Part B Insider (Multispecialty) Coding Alert

PHYSICIAN NOTES:

Rural Counties Could Reap More Cash From Geographic Payment Fix

Plus: Don't hold your breath for NPI database

Physicians who are getting shortchanged by the current geographic payment system have a new ally in the Government Accountability Office (GAO).

The problem: Medicare has 89 physician payment localities and adjusts your payment levels depending on which locality you-re in. Seven California counties have sued the Department of Health & Human Services, saying their doctors receive much lower rates than doctors in nearby counties. The GAO notes that Medicare allowed some states to consolidate their entire state into one payment locality in the 1990s, while other states are still fragmented.
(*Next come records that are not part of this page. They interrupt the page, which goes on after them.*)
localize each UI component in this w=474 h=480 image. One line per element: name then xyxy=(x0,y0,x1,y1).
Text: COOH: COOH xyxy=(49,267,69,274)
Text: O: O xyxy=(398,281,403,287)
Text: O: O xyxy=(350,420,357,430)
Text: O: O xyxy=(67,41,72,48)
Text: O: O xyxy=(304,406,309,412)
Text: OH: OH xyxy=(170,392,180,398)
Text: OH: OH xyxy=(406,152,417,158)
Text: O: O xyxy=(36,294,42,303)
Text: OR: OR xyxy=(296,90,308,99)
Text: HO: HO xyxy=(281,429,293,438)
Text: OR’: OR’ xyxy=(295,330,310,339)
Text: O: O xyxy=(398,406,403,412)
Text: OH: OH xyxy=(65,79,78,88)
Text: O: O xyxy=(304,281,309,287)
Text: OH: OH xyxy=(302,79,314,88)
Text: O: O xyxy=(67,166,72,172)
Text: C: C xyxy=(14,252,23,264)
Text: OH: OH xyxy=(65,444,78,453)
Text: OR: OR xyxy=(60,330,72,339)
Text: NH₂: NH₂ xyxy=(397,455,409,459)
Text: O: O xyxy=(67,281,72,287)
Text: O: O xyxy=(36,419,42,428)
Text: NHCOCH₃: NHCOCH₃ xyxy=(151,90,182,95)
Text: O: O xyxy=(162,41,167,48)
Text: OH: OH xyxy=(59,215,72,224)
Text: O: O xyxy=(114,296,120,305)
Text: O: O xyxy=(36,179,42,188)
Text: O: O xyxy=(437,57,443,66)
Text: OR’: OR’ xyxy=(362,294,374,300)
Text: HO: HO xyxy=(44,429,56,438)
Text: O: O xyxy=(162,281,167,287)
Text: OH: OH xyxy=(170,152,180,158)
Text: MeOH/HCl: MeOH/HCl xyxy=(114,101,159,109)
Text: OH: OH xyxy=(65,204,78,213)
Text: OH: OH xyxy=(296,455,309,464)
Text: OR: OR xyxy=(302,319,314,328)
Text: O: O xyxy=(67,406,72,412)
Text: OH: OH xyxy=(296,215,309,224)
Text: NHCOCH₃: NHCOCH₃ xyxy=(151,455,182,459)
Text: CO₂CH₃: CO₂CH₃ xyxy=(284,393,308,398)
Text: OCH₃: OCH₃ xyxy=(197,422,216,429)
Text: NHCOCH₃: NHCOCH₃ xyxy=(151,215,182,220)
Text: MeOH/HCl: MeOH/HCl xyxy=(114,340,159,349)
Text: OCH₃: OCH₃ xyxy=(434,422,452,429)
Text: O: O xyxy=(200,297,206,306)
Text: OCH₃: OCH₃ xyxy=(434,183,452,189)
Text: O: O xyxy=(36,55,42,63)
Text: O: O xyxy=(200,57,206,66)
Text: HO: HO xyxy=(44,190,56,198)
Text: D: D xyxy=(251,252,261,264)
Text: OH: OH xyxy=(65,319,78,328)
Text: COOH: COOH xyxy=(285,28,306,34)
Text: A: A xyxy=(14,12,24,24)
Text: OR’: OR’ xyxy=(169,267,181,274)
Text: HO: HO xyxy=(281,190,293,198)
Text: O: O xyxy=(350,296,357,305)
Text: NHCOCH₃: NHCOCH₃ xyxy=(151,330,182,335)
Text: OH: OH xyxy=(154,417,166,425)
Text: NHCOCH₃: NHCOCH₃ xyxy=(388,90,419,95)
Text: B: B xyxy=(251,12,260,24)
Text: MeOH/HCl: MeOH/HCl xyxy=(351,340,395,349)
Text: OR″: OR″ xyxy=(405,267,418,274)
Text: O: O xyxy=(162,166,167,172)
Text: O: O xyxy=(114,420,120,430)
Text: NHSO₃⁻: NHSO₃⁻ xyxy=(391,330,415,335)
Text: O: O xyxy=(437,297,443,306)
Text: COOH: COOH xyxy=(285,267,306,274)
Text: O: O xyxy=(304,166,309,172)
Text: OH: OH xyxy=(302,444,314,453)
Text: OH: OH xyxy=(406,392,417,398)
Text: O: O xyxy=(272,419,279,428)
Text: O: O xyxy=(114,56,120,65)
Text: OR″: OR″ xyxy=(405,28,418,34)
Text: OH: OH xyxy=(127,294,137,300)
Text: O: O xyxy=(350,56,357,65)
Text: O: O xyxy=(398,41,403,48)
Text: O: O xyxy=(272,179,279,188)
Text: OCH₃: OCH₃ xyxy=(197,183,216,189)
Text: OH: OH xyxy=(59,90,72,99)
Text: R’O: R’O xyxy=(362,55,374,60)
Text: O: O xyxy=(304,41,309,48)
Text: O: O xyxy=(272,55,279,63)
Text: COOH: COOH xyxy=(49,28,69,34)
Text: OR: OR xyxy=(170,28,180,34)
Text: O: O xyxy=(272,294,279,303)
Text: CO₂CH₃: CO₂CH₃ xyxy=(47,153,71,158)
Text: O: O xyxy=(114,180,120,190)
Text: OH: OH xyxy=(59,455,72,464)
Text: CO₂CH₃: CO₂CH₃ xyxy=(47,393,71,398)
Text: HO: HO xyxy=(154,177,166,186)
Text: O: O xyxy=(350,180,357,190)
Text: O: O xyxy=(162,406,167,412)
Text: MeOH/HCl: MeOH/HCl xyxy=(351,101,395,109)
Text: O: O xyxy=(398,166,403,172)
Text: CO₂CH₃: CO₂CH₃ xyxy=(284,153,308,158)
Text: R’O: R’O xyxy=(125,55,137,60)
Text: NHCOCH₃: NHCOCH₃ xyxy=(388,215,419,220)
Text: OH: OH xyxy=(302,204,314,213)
More than half of the current localities had counties where physicians- costs were at least 5 percent more or less than Medicare's estimate for the region, the GAO said. These 447 counties were located all over the country but especially in Georgia, California, Minnesota, Ohio and Virginia.

The solution: The GAO urged the Centers for Medicare & Medicaid Services (CMS) to fix all the payment localities based on a national standard. After that, CMS should update the localities-  on a regular basis.

The response: CMS prefers its current squeaky-wheel approach. That is, when one particular locality raises issues with its payment rates, then CMS will address the problem on a case-by-case basis. Prediction: This will only make the current situation worse because the localities that complain most will get the best treatment, the GAO warns. CMS said it would consider the GAO's suggestions but added that it might create too much of an administrative nightmare.

In other news:

- CMS once again delayed the long-awaited release of the National Provider Identifier (NPI) database, which it was supposed to make available months ago. CMS had promised to allow you by June to look up the NPIs of doctors you do business with and then had delayed the database launch until Aug. 1.

Now, CMS has delayed the database access once again--and won't even say when it plans to release the database. Perhaps CMS has decided that it can't miss a deadline if it does not set one.

- Part B carriers received almost the lowest scores in the latest Medicare Contractor Provider Satisfaction Survey (MCPSS), with only durable medical equipment carriers coming in lower. You rated your carriers an average of 4.42 on a scale of one to six, while hospitals rated their intermediaries a bit higher, at 4.66. Noridian and Cigna rated toward the bottom, with WPS, Highmark and Health-Now New York at the top.